Unsaid
Sometimes I wish we did not have to speak to know each other. Maybe there is an archive of the unsaid. Or maybe the unsaid does not exist until it is spoken. It floats in the air, invisible as dust, unless it crosses the path of a sun ray. In some rooms the air is thick with the unsaid. It stifles you. You have to run outside for fresh air. Gasping, you inhale silences.
For a time I avoided speaking unless someone asked me a question. At school I was mainly silent. People said, [ ] does not speak unless spoken to. It was a fact about me. I did not like being described that way. Internally I was not silent. I took words in and I returned them. I became very good at writing essays. Arranging and re-arranging words and sentences, creating structures of sentences and paragraphs. Structures seemed understandable. It almost didn’t matter what was inside them. Words, chosen precisely for their meaning and separated from their meaning. Words, following one another in processions of words. I did this quietly. I did not waste words. I wrote directly.
I’m often unsure what can be said. I stay silent.
There is something I don’t understand about speaking. How does one speak. Yet we speak.
Is there somewhere a storehouse of everything that it is possible to say. I have been creating my own reference library. Sometimes there is a mistake in the reference and it arrives at the wrong time.
There is nothing unsaid between me and my dog. Between me and my dog, everything is unsaid. Dogs are constantly communicating, and they have hundreds of body language signals. My favourite moments are without communication. No messages transmitted, no requests made. Being near each other. Needing nothing from each other except to be nearby. It is not necessary to touch. Sharing space.
Contact, when it happens, can be painful, even if it is desired. Connection is fragile. A thread from here to there and back again. You do not have to look at the thread. The thread does not need to be observed to exist.
I like walking together. Knowing where the other will turn without looking. Following an invisible thread.

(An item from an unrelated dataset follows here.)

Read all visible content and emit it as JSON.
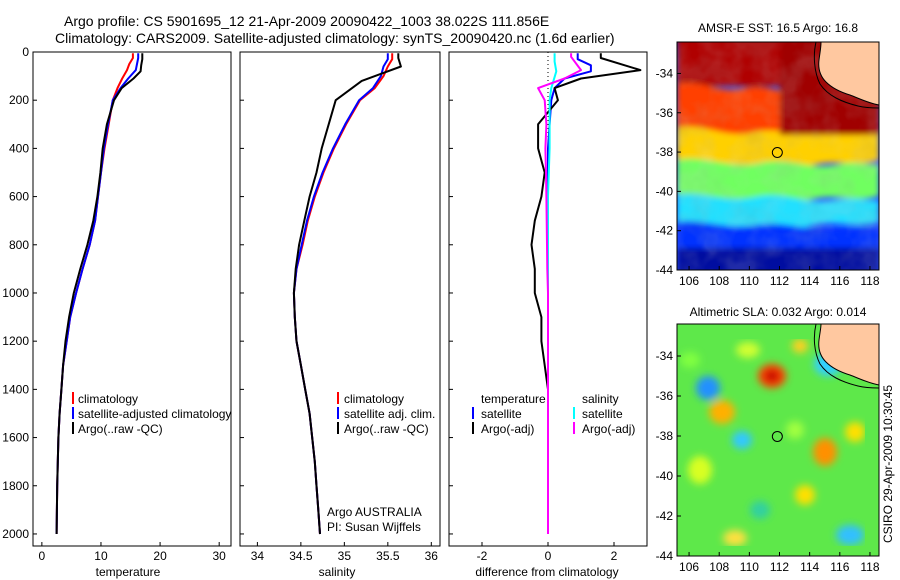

We believe in contrasts between silence and speaking, but it is well known that they are not opposites. Some languages have two words for silence. How to hold on to both. Preserve the silences within words. I take my silence and hand it over to you. Later, you return my silence. Holding onto another’s silence changes it. We carry on, transforming each other’s silences.
The things we do not say do not exist anywhere. They have long disappeared from our vocabularies. We have forgotten how to speak. We sit in silence daily, straining to hear the voices from elsewhere, trying to remember the things we have never said. Those things haunt our memories wordlessly. We fall asleep, and our dreams are filled with traces of things that have never been said. It is impossible to catch them. They float away before we have seen them. They melt on our hands. We never wipe away dust and we do not brush the floors. The things we have not said stay under the layers of the debris of the everyday. Our daily silences add to the piles of the unsaid in every corner. Our refusals linger in the atmosphere. The unsaid becomes a language of its own. The less we speak, the deeper we know it.